Economia

L'Europa dà l'ok ai Monti bond e mette sotto esame il piano Mps

A febbraio il prestito da 3,9 miliardi. Poi ci saranno sei mesi per valutare con la Ue eventuali integrazioni. La Fisac rompe sugli esuberi, ma la banca chiuderà lo stesso

L'Europa dà l'ok ai Monti bond e mette sotto esame il piano Mps

Il cantiere per la ristrutturazione di Mps tramite i Monti Bond può iniziare. Ieri la Commissione Ue ha dato l'ok all'utilizzo di 3,9 miliardi di obbligazioni governative con cui la banca senese sostituirà i vecchi T-Bond (1,9 miliardi) e porterà sopra il 9% il Core Tier One, centrando le richieste patrimoniali dell'Eba: l'emissione dovrebbe avvenire a febbraio dopo l'assemblea straordinaria. Repentina la reazione di Piazza Affari, dove Mps ha chiuso in rialzo del 6,1% a 21,6 centesimi per una capitalizzazione di 2,52 miliardi.
L'ok della Ue è però subordinato alla presentazione entro sei mesi del piano industriale formulato dall'ad Fabrizio Viola per rilanciare l'istituto.
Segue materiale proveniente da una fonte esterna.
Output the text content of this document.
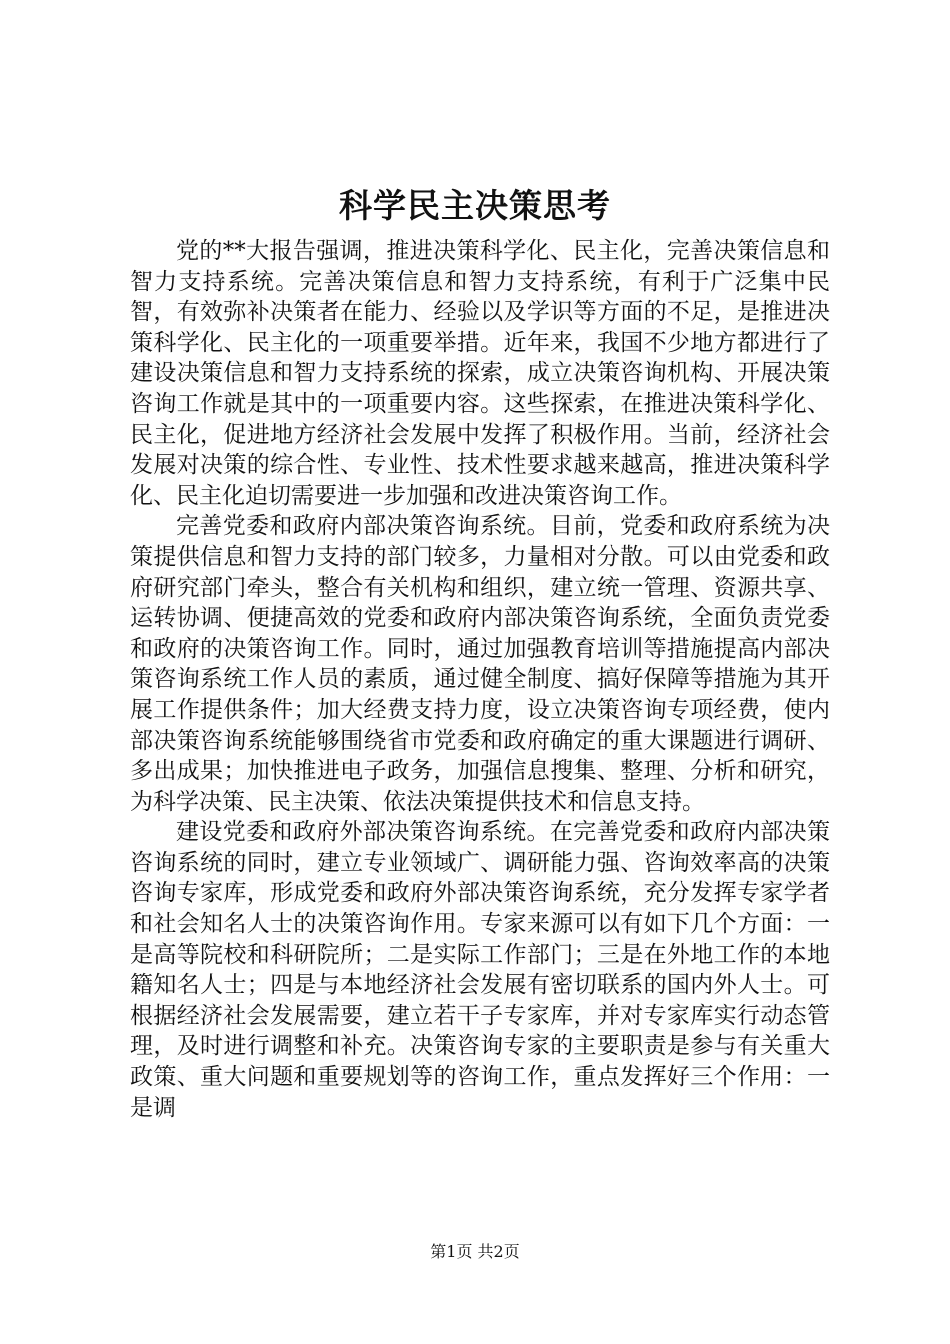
科学民主决策思考

党的**大报告强调，推进决策科学化、民主化，完善决策信息和智力支持系统。完善决策信息和智力支持系统，有利于广泛集中民智，有效弥补决策者在能力、经验以及学识等方面的不足，是推进决策科学化、民主化的一项重要举措。近年来，我国不少地方都进行了建设决策信息和智力支持系统的探索，成立决策咨询机构、开展决策咨询工作就是其中的一项重要内容。这些探索，在推进决策科学化、民主化，促进地方经济社会发展中发挥了积极作用。当前，经济社会发展对决策的综合性、专业性、技术性要求越来越高，推进决策科学化、民主化迫切需要进一步加强和改进决策咨询工作。

完善党委和政府内部决策咨询系统。目前，党委和政府系统为决策提供信息和智力支持的部门较多，力量相对分散。可以由党委和政府研究部门牵头，整合有关机构和组织，建立统一管理、资源共享、运转协调、便捷高效的党委和政府内部决策咨询系统，全面负责党委和政府的决策咨询工作。同时，通过加强教育培训等措施提高内部决策咨询系统工作人员的素质，通过健全制度、搞好保障等措施为其开展工作提供条件；加大经费支持力度，设立决策咨询专项经费，使内部决策咨询系统能够围绕省市党委和政府确定的重大课题进行调研、多出成果；加快推进电子政务，加强信息搜集、整理、分析和研究，为科学决策、民主决策、依法决策提供技术和信息支持。

建设党委和政府外部决策咨询系统。在完善党委和政府内部决策咨询系统的同时，建立专业领域广、调研能力强、咨询效率高的决策咨询专家库，形成党委和政府外部决策咨询系统，充分发挥专家学者和社会知名人士的决策咨询作用。专家来源可以有如下几个方面：一是高等院校和科研院所；二是实际工作部门；三是在外地工作的本地籍知名人士；四是与本地经济社会发展有密切联系的国内外人士。可根据经济社会发展需要，建立若干子专家库，并对专家库实行动态管理，及时进行调整和补充。决策咨询专家的主要职责是参与有关重大政策、重大问题和重要规划等的咨询工作，重点发挥好三个作用：一是调

第1页 共2页
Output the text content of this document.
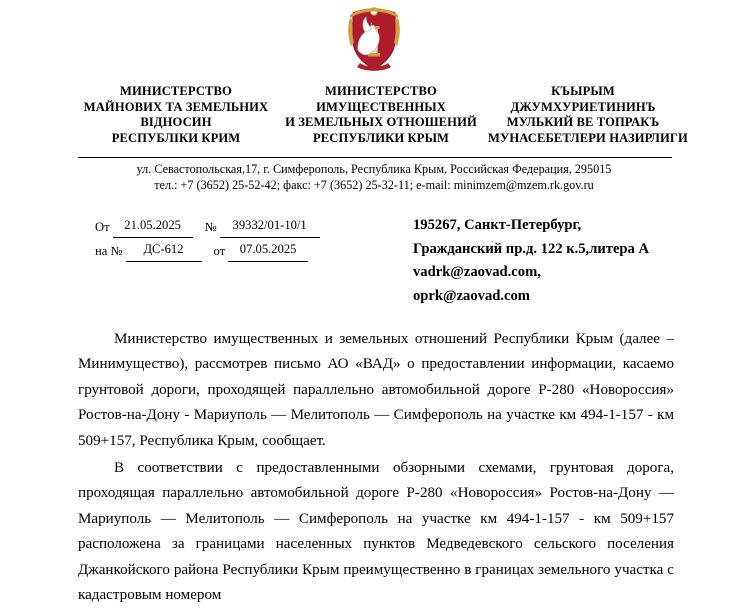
МИНИСТЕРСТВО
МАЙНОВИХ ТА ЗЕМЕЛЬНИХ
ВІДНОСИН
РЕСПУБЛІКИ КРИМ
МИНИСТЕРСТВО
ИМУЩЕСТВЕННЫХ
И ЗЕМЕЛЬНЫХ ОТНОШЕНИЙ
РЕСПУБЛИКИ КРЫМ
КЪЫРЫМ
ДЖУМХУРИЕТИНИНЪ
МУЛЬКИЙ ВЕ ТОПРАКЪ
МУНАСЕБЕТЛЕРИ НАЗИРЛИГИ
ул. Севастопольская,17, г. Симферополь, Республика Крым, Российская Федерация, 295015
тел.: +7 (3652) 25-52-42; факс: +7 (3652) 25-32-11; e-mail: minimzem@mzem.rk.gov.ru
От	21.05.2025	№	39332/01-10/1
на №	ДС-612	от	07.05.2025
195267, Санкт-Петербург,
Гражданский пр.д. 122 к.5,литера А
vadrk@zaovad.com,
oprk@zaovad.com

Министерство имущественных и земельных отношений Республики Крым (далее – Минимущество), рассмотрев письмо АО «ВАД» о предоставлении информации, касаемо грунтовой дороги, проходящей параллельно автомобильной дороге Р-280 «Новороссия» Ростов-на-Дону - Мариуполь — Мелитополь — Симферополь на участке км 494-1-157 - км 509+157, Республика Крым, сообщает.

В соответствии с предоставленными обзорными схемами, грунтовая дорога, проходящая параллельно автомобильной дороге Р-280 «Новороссия» Ростов-на-Дону — Мариуполь — Мелитополь — Симферополь на участке км 494-1-157 - км 509+157 расположена за границами населенных пунктов Медведевского сельского поселения Джанкойского района Республики Крым преимущественно в границах земельного участка с кадастровым номером
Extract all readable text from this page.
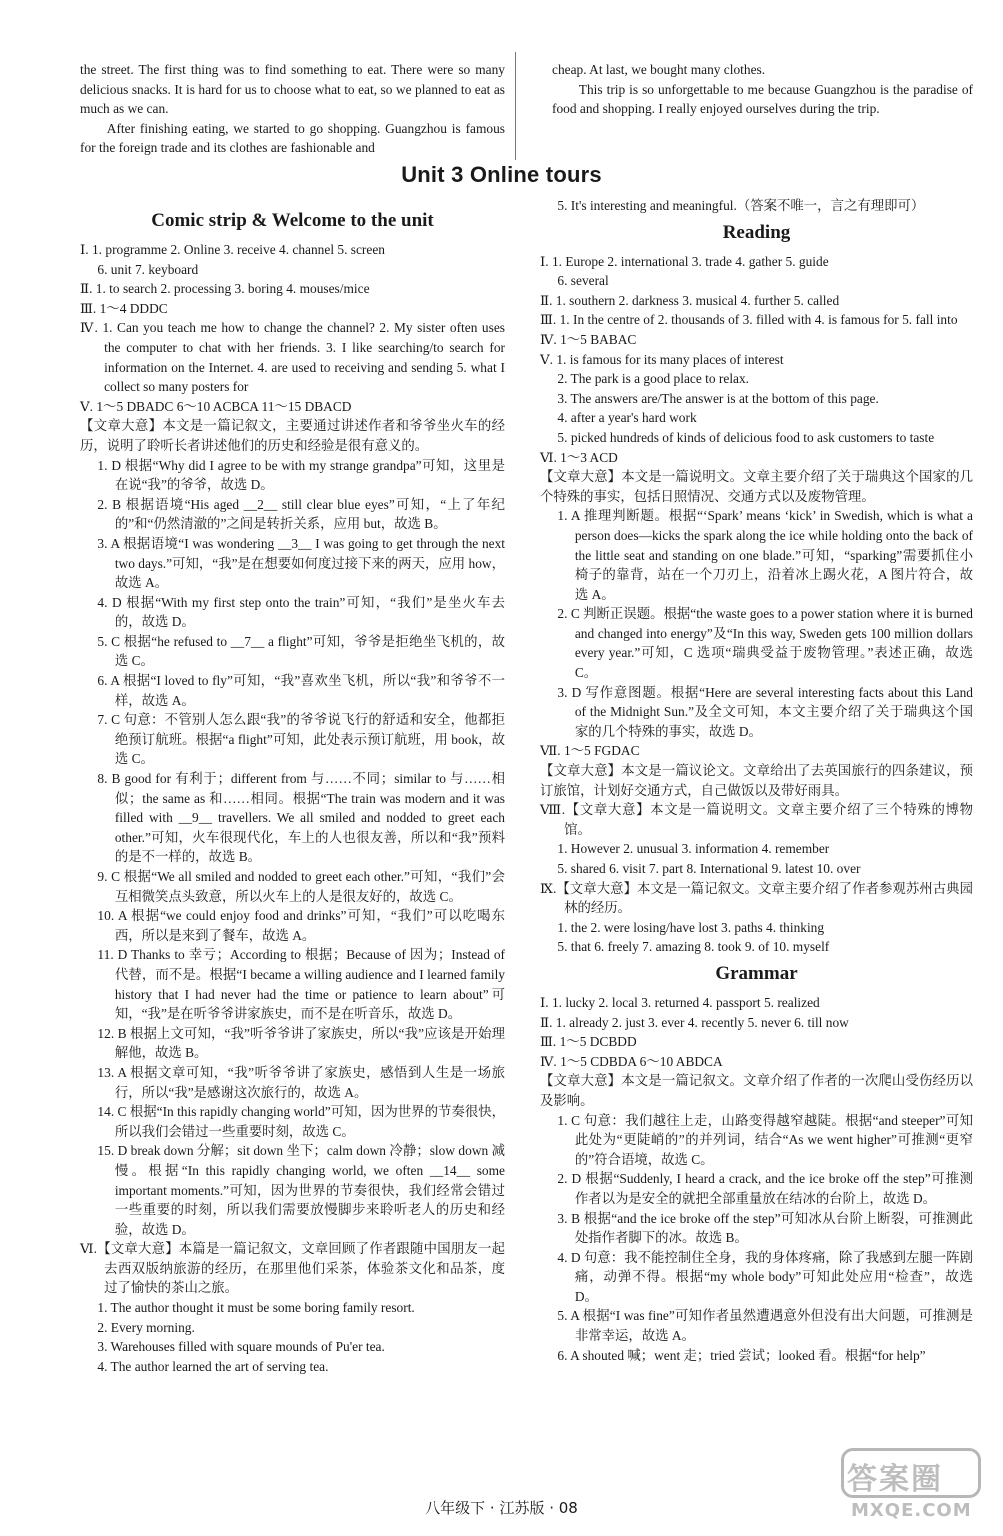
the street. The first thing was to find something to eat. There were so many delicious snacks. It is hard for us to choose what to eat, so we planned to eat as much as we can.
After finishing eating, we started to go shopping. Guangzhou is famous for the foreign trade and its clothes are fashionable and
cheap. At last, we bought many clothes.
This trip is so unforgettable to me because Guangzhou is the paradise of food and shopping. I really enjoyed ourselves during the trip.
Unit 3 Online tours
Comic strip & Welcome to the unit
Ⅰ. 1. programme 2. Online 3. receive 4. channel 5. screen
6. unit 7. keyboard
Ⅱ. 1. to search 2. processing 3. boring 4. mouses/mice
Ⅲ. 1～4 DDDC
Ⅳ. 1. Can you teach me how to change the channel? 2. My sister often uses the computer to chat with her friends. 3. I like searching/to search for information on the Internet. 4. are used to receiving and sending 5. what I collect so many posters for
Ⅴ. 1～5 DBADC 6～10 ACBCA 11～15 DBACD
【文章大意】本文是一篇记叙文，主要通过讲述作者和爷爷坐火车的经历，说明了聆听长者讲述他们的历史和经验是很有意义的。
1. D 根据“Why did I agree to be with my strange grandpa”可知，这里是在说“我”的爷爷，故选 D。
2. B 根据语境“His aged __2__ still clear blue eyes”可知，“上了年纪的”和“仍然清澈的”之间是转折关系，应用 but，故选 B。
3. A 根据语境“I was wondering __3__ I was going to get through the next two days.”可知，“我”是在想要如何度过接下来的两天，应用 how，故选 A。
4. D 根据“With my first step onto the train”可知，“我们”是坐火车去的，故选 D。
5. C 根据“he refused to __7__ a flight”可知，爷爷是拒绝坐飞机的，故选 C。
6. A 根据“I loved to fly”可知，“我”喜欢坐飞机，所以“我”和爷爷不一样，故选 A。
7. C 句意：不管别人怎么跟“我”的爷爷说飞行的舒适和安全，他都拒绝预订航班。根据“a flight”可知，此处表示预订航班，用 book，故选 C。
8. B good for 有利于；different from 与……不同；similar to 与……相似；the same as 和……相同。根据“The train was modern and it was filled with __9__ travellers. We all smiled and nodded to greet each other.”可知，火车很现代化，车上的人也很友善，所以和“我”预料的是不一样的，故选 B。
9. C 根据“We all smiled and nodded to greet each other.”可知，“我们”会互相微笑点头致意，所以火车上的人是很友好的，故选 C。
10. A 根据“we could enjoy food and drinks”可知，“我们”可以吃喝东西，所以是来到了餐车，故选 A。
11. D Thanks to 幸亏；According to 根据；Because of 因为；Instead of 代替，而不是。根据“I became a willing audience and I learned family history that I had never had the time or patience to learn about”可知，“我”是在听爷爷讲家族史，而不是在听音乐，故选 D。
12. B 根据上文可知，“我”听爷爷讲了家族史，所以“我”应该是开始理解他，故选 B。
13. A 根据文章可知，“我”听爷爷讲了家族史，感悟到人生是一场旅行，所以“我”是感谢这次旅行的，故选 A。
14. C 根据“In this rapidly changing world”可知，因为世界的节奏很快，所以我们会错过一些重要时刻，故选 C。
15. D break down 分解；sit down 坐下；calm down 冷静；slow down 减慢。根据“In this rapidly changing world, we often __14__ some important moments.”可知，因为世界的节奏很快，我们经常会错过一些重要的时刻，所以我们需要放慢脚步来聆听老人的历史和经验，故选 D。
Ⅵ.【文章大意】本篇是一篇记叙文，文章回顾了作者跟随中国朋友一起去西双版纳旅游的经历，在那里他们采茶，体验茶文化和品茶，度过了愉快的茶山之旅。
1. The author thought it must be some boring family resort.
2. Every morning.
3. Warehouses filled with square mounds of Pu'er tea.
4. The author learned the art of serving tea.
5. It's interesting and meaningful.（答案不唯一，言之有理即可）
Reading
Ⅰ. 1. Europe 2. international 3. trade 4. gather 5. guide
6. several
Ⅱ. 1. southern 2. darkness 3. musical 4. further 5. called
Ⅲ. 1. In the centre of 2. thousands of 3. filled with 4. is famous for 5. fall into
Ⅳ. 1～5 BABAC
Ⅴ. 1. is famous for its many places of interest
2. The park is a good place to relax.
3. The answers are/The answer is at the bottom of this page.
4. after a year's hard work
5. picked hundreds of kinds of delicious food to ask customers to taste
Ⅵ. 1～3 ACD
【文章大意】本文是一篇说明文。文章主要介绍了关于瑞典这个国家的几个特殊的事实，包括日照情况、交通方式以及废物管理。
1. A 推理判断题。根据“‘Spark’ means ‘kick’ in Swedish, which is what a person does—kicks the spark along the ice while holding onto the back of the little seat and standing on one blade.”可知，“sparking”需要抓住小椅子的靠背，站在一个刀刃上，沿着冰上踢火花，A 图片符合，故选 A。
2. C 判断正误题。根据“the waste goes to a power station where it is burned and changed into energy”及“In this way, Sweden gets 100 million dollars every year.”可知，C 选项“瑞典受益于废物管理。”表述正确，故选 C。
3. D 写作意图题。根据“Here are several interesting facts about this Land of the Midnight Sun.”及全文可知，本文主要介绍了关于瑞典这个国家的几个特殊的事实，故选 D。
Ⅶ. 1～5 FGDAC
【文章大意】本文是一篇议论文。文章给出了去英国旅行的四条建议，预订旅馆，计划好交通方式，自己做饭以及带好雨具。
Ⅷ.【文章大意】本文是一篇说明文。文章主要介绍了三个特殊的博物馆。
1. However 2. unusual 3. information 4. remember
5. shared 6. visit 7. part 8. International 9. latest 10. over
Ⅸ.【文章大意】本文是一篇记叙文。文章主要介绍了作者参观苏州古典园林的经历。
1. the 2. were losing/have lost 3. paths 4. thinking
5. that 6. freely 7. amazing 8. took 9. of 10. myself
Grammar
Ⅰ. 1. lucky 2. local 3. returned 4. passport 5. realized
Ⅱ. 1. already 2. just 3. ever 4. recently 5. never 6. till now
Ⅲ. 1～5 DCBDD
Ⅳ. 1～5 CDBDA 6～10 ABDCA
【文章大意】本文是一篇记叙文。文章介绍了作者的一次爬山受伤经历以及影响。
1. C 句意：我们越往上走，山路变得越窄越陡。根据“and steeper”可知此处为“更陡峭的”的并列词，结合“As we went higher”可推测“更窄的”符合语境，故选 C。
2. D 根据“Suddenly, I heard a crack, and the ice broke off the step”可推测作者以为是安全的就把全部重量放在结冰的台阶上，故选 D。
3. B 根据“and the ice broke off the step”可知冰从台阶上断裂，可推测此处指作者脚下的冰。故选 B。
4. D 句意：我不能控制住全身，我的身体疼痛，除了我感到左腿一阵剧痛，动弹不得。根据“my whole body”可知此处应用“检查”，故选 D。
5. A 根据“I was fine”可知作者虽然遭遇意外但没有出大问题，可推测是非常幸运，故选 A。
6. A shouted 喊；went 走；tried 尝试；looked 看。根据“for help”
八年级下 · 江苏版 · 08
答案圈
MXQE.COM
Il documento sarà quindi ora oggetto di incontri quadrilaterali tra Mps, Bankitalia, il Tesoro e la Commissione Ue che potrebbe chiederne un aggiornamento.

Il progetto prevede risparmi sul costo del lavoro per 300 milioni, grazie alla esternalizzazione del back office, e la chiusura di 400 filiali (-186 milioni di spese amministrative). Quanto agli esuberi, dopo numerose frizioni, ieri all'auditorium di viale Mazzini a Siena è iniziata una maratona negoziale di tre giorni tra i sindacati e la responsabile delle risorse umane Ilaria dalla Riva. L'obiettivo è firmare l'accordo entro giovedì: il progetto originale prevedeva che i dipendenti destinati a uscire dal perimetro fossero 2.360, ma se sarà trovata l'intesa gli «esternalizzati» si ridurrebbero a 1.100, mentre per i restanti si aprirebbe lo scivolo del Fondo esuberi. I sindacati vogliono poi che la banca garantisca un paracadute a ogni addetto esternalizzato, così da evitare problemi se la newco decidesse in un secondo momento di tagliare il personale. Intorno alle 5 del pomeriggio si è tuttavia consumata la rottura della Fisac, che ha lasciato il tavolo delle trattative. Le delegazioni Fabi, Fiba, Uilca, Sinfub e Dircredito hanno il quorum per procedere da sole (la norma Abi prevede che gli accordi sono validi se i firmatari rappresentano almeno il 55% degli addetti) e Mps vuole arrivare alla firma, ma l'addio della Fisac pesa. Il sindacato rosso ha il 25% dei suffragi a Rocca Salimbeni, un'incognita sull'effettivo accesso al fondo esuberi (volontario) del personale interessato.

Lo strappo della Fisac è in sintonia con quanto accaduto in Ubi e alla linea del «no» della Fiom di Maurizio Landini contro Fiat, ma quella di Siena è anche una disfida politica: nelle contrade non è passato inosservato come alcuni esponenti di spicco della sigla siano legati alla corrente «La Cgil che vogliamo» di Domenico Moccia, a sua volta vicina alla parte del Pd senese che osteggia la ricandidatura al Comune di Franco Ceccuzzi, uno degli sponsor dell'avvento alla presidenza di Alessandro Profumo.

Mps dovrà poi pensare alle previste minusvalenze provocate dai derivati a copertura dei 23 miliardi di Bot e Btp chiusi in cassaforte (per cui è già stata aumentata la dotazione dei Monti Bond da 3,5 a 3,9 miliardi) e alla cedola dei vecchi T-Bond (8%) che costerà a Mps altri 170 milioni di Monti Bond. A quel punto lo Stato avrà prestato a Mps 4 miliardi e la somma aumenterà se Viola non riuscirà a riportare in utile il bilancio 2013 (i Monti bond prevedono un interesse del 9%).

Ecco perché è centrale la ricerca del socio industriale condotta da Profumo: si ragiona su un aumento di capitale da 1 miliardo, che finirà per ridurre definitivamente al ruolo di comprimario la Fondazione Mps, oggi ancora azionista di riferimento con il 36 per cento.